Agenda 15/05/2020 às 14:50

Uma visão imparcial da disputa entre vizinhos fumantes e não-fumantes e o contraponto entre o direito de propriedade e o direito de vizinhança.

Vencida a fase do registro no livro de ocorrências, do diálogo, da mediação e da composição, vem a lide.

Síndicos e administradores de imóveis sofrem rotineiramente com essa querela.

Quem nunca foi incomodado por algum vizinho?

É bastante comum que a relação entre pessoas que moram em propriedades próximas (não necessariamente contíguas) passe por momentos conflitantes. Isso porque, muitas vezes, a satisfação do direito de um morador pode provocar restrições e até mesmo violação dos direitos do seu vizinho.

Quem tem razão?
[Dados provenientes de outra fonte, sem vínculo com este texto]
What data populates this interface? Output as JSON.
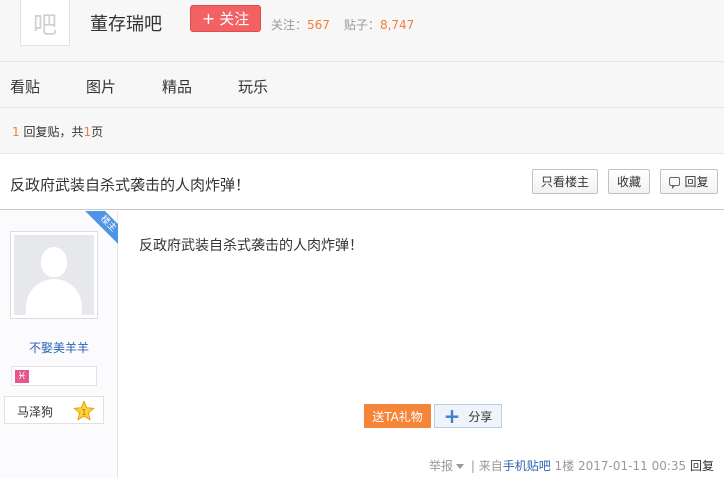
{
  "header": {
    "forum_avatar_char": "吧",
    "forum_name": "董存瑞吧",
    "follow_label": "关注",
    "follow_plus": "+",
    "stats": {
      "followers_label": "关注：",
      "followers_value": "567",
      "posts_label": "贴子：",
      "posts_value": "8,747"
    }
  },
  "tabs": [
    {
      "label": "看贴"
    },
    {
      "label": "图片"
    },
    {
      "label": "精品"
    },
    {
      "label": "玩乐"
    }
  ],
  "pager": {
    "reply_count": "1",
    "reply_label": "回复贴，共",
    "page_count": "1",
    "page_label": "页"
  },
  "thread": {
    "title": "反政府武装自杀式袭击的人肉炸弹！",
    "only_op_label": "只看楼主",
    "favorite_label": "收藏",
    "reply_label": "回复"
  },
  "post": {
    "author_name": "不娶美羊羊",
    "op_badge": "楼主",
    "constellation_glyph": "♓",
    "level_title": "马泽狗",
    "content": "反政府武装自杀式袭击的人肉炸弹！",
    "gift_label": "送TA礼物",
    "share_label": "分享",
    "share_plus": "+",
    "footer": {
      "report_label": "举报",
      "separator": "|",
      "source_prefix": "来自",
      "source_link": "手机贴吧",
      "floor": "1楼",
      "timestamp": "2017-01-11 00:35",
      "reply_label": "回复"
    }
  },
  "colors": {
    "accent_red": "#f36263",
    "number_orange": "#f57d3b",
    "link_blue": "#2d64b3",
    "gift_orange": "#f58539",
    "op_ribbon_blue": "#4f94e6"
  },
  "icons": {
    "star": "level-star-icon",
    "reply": "reply-bubble-icon",
    "share": "share-plus-icon",
    "constellation": "pisces-icon"
  }
}
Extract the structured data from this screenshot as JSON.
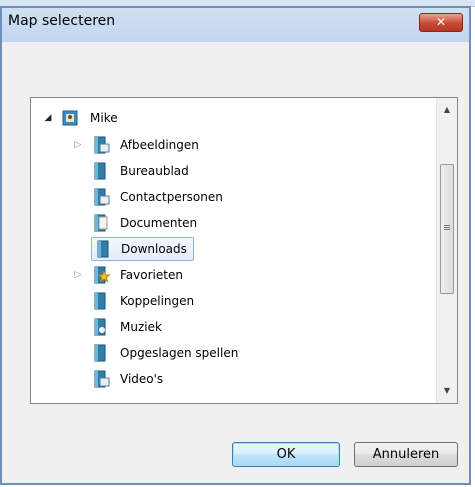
{
  "window": {
    "title": "Map selecteren",
    "close_label": "✕"
  },
  "tree": {
    "root": {
      "label": "Mike",
      "icon": "user-folder-icon",
      "expanded": true
    },
    "items": [
      {
        "label": "Afbeeldingen",
        "icon": "pictures-folder-icon",
        "expandable": true
      },
      {
        "label": "Bureaublad",
        "icon": "desktop-folder-icon",
        "expandable": false
      },
      {
        "label": "Contactpersonen",
        "icon": "contacts-folder-icon",
        "expandable": false
      },
      {
        "label": "Documenten",
        "icon": "documents-folder-icon",
        "expandable": false
      },
      {
        "label": "Downloads",
        "icon": "downloads-folder-icon",
        "expandable": false,
        "selected": true
      },
      {
        "label": "Favorieten",
        "icon": "favorites-folder-icon",
        "expandable": true
      },
      {
        "label": "Koppelingen",
        "icon": "links-folder-icon",
        "expandable": false
      },
      {
        "label": "Muziek",
        "icon": "music-folder-icon",
        "expandable": false
      },
      {
        "label": "Opgeslagen spellen",
        "icon": "saved-games-folder-icon",
        "expandable": false
      },
      {
        "label": "Video's",
        "icon": "videos-folder-icon",
        "expandable": false
      }
    ]
  },
  "buttons": {
    "ok": "OK",
    "cancel": "Annuleren"
  },
  "colors": {
    "selection_border": "#8fb5e0",
    "close_button": "#c74a34",
    "folder": "#2f7fa8"
  }
}
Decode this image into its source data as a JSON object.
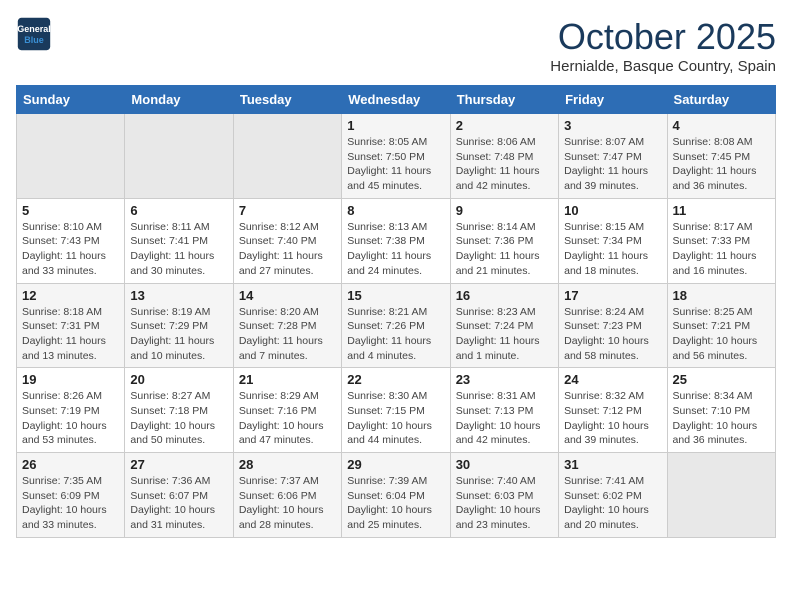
{
  "logo": {
    "line1": "General",
    "line2": "Blue"
  },
  "title": "October 2025",
  "subtitle": "Hernialde, Basque Country, Spain",
  "days_of_week": [
    "Sunday",
    "Monday",
    "Tuesday",
    "Wednesday",
    "Thursday",
    "Friday",
    "Saturday"
  ],
  "weeks": [
    [
      {
        "day": "",
        "info": ""
      },
      {
        "day": "",
        "info": ""
      },
      {
        "day": "",
        "info": ""
      },
      {
        "day": "1",
        "info": "Sunrise: 8:05 AM\nSunset: 7:50 PM\nDaylight: 11 hours\nand 45 minutes."
      },
      {
        "day": "2",
        "info": "Sunrise: 8:06 AM\nSunset: 7:48 PM\nDaylight: 11 hours\nand 42 minutes."
      },
      {
        "day": "3",
        "info": "Sunrise: 8:07 AM\nSunset: 7:47 PM\nDaylight: 11 hours\nand 39 minutes."
      },
      {
        "day": "4",
        "info": "Sunrise: 8:08 AM\nSunset: 7:45 PM\nDaylight: 11 hours\nand 36 minutes."
      }
    ],
    [
      {
        "day": "5",
        "info": "Sunrise: 8:10 AM\nSunset: 7:43 PM\nDaylight: 11 hours\nand 33 minutes."
      },
      {
        "day": "6",
        "info": "Sunrise: 8:11 AM\nSunset: 7:41 PM\nDaylight: 11 hours\nand 30 minutes."
      },
      {
        "day": "7",
        "info": "Sunrise: 8:12 AM\nSunset: 7:40 PM\nDaylight: 11 hours\nand 27 minutes."
      },
      {
        "day": "8",
        "info": "Sunrise: 8:13 AM\nSunset: 7:38 PM\nDaylight: 11 hours\nand 24 minutes."
      },
      {
        "day": "9",
        "info": "Sunrise: 8:14 AM\nSunset: 7:36 PM\nDaylight: 11 hours\nand 21 minutes."
      },
      {
        "day": "10",
        "info": "Sunrise: 8:15 AM\nSunset: 7:34 PM\nDaylight: 11 hours\nand 18 minutes."
      },
      {
        "day": "11",
        "info": "Sunrise: 8:17 AM\nSunset: 7:33 PM\nDaylight: 11 hours\nand 16 minutes."
      }
    ],
    [
      {
        "day": "12",
        "info": "Sunrise: 8:18 AM\nSunset: 7:31 PM\nDaylight: 11 hours\nand 13 minutes."
      },
      {
        "day": "13",
        "info": "Sunrise: 8:19 AM\nSunset: 7:29 PM\nDaylight: 11 hours\nand 10 minutes."
      },
      {
        "day": "14",
        "info": "Sunrise: 8:20 AM\nSunset: 7:28 PM\nDaylight: 11 hours\nand 7 minutes."
      },
      {
        "day": "15",
        "info": "Sunrise: 8:21 AM\nSunset: 7:26 PM\nDaylight: 11 hours\nand 4 minutes."
      },
      {
        "day": "16",
        "info": "Sunrise: 8:23 AM\nSunset: 7:24 PM\nDaylight: 11 hours\nand 1 minute."
      },
      {
        "day": "17",
        "info": "Sunrise: 8:24 AM\nSunset: 7:23 PM\nDaylight: 10 hours\nand 58 minutes."
      },
      {
        "day": "18",
        "info": "Sunrise: 8:25 AM\nSunset: 7:21 PM\nDaylight: 10 hours\nand 56 minutes."
      }
    ],
    [
      {
        "day": "19",
        "info": "Sunrise: 8:26 AM\nSunset: 7:19 PM\nDaylight: 10 hours\nand 53 minutes."
      },
      {
        "day": "20",
        "info": "Sunrise: 8:27 AM\nSunset: 7:18 PM\nDaylight: 10 hours\nand 50 minutes."
      },
      {
        "day": "21",
        "info": "Sunrise: 8:29 AM\nSunset: 7:16 PM\nDaylight: 10 hours\nand 47 minutes."
      },
      {
        "day": "22",
        "info": "Sunrise: 8:30 AM\nSunset: 7:15 PM\nDaylight: 10 hours\nand 44 minutes."
      },
      {
        "day": "23",
        "info": "Sunrise: 8:31 AM\nSunset: 7:13 PM\nDaylight: 10 hours\nand 42 minutes."
      },
      {
        "day": "24",
        "info": "Sunrise: 8:32 AM\nSunset: 7:12 PM\nDaylight: 10 hours\nand 39 minutes."
      },
      {
        "day": "25",
        "info": "Sunrise: 8:34 AM\nSunset: 7:10 PM\nDaylight: 10 hours\nand 36 minutes."
      }
    ],
    [
      {
        "day": "26",
        "info": "Sunrise: 7:35 AM\nSunset: 6:09 PM\nDaylight: 10 hours\nand 33 minutes."
      },
      {
        "day": "27",
        "info": "Sunrise: 7:36 AM\nSunset: 6:07 PM\nDaylight: 10 hours\nand 31 minutes."
      },
      {
        "day": "28",
        "info": "Sunrise: 7:37 AM\nSunset: 6:06 PM\nDaylight: 10 hours\nand 28 minutes."
      },
      {
        "day": "29",
        "info": "Sunrise: 7:39 AM\nSunset: 6:04 PM\nDaylight: 10 hours\nand 25 minutes."
      },
      {
        "day": "30",
        "info": "Sunrise: 7:40 AM\nSunset: 6:03 PM\nDaylight: 10 hours\nand 23 minutes."
      },
      {
        "day": "31",
        "info": "Sunrise: 7:41 AM\nSunset: 6:02 PM\nDaylight: 10 hours\nand 20 minutes."
      },
      {
        "day": "",
        "info": ""
      }
    ]
  ]
}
Qual direito deve prevalecer?

Não há dúvida de que é terminantemente proibido fumar nas áreas comuns do condomínio, em decorrência da Lei nº 9.294/1996 que traz a seguinte previsão:

“Art. 2º - É proibido o uso de cigarros, cigarrilhas, charutos, cachimbos ou qualquer outro produto fumígeno, derivado ou não do tabaco, em recinto coletivo fechado, privado ou público.”

“§ 3º - Considera-se recinto coletivo o local fechado, de acesso público, destinado a permanente utilização simultânea por várias pessoas.”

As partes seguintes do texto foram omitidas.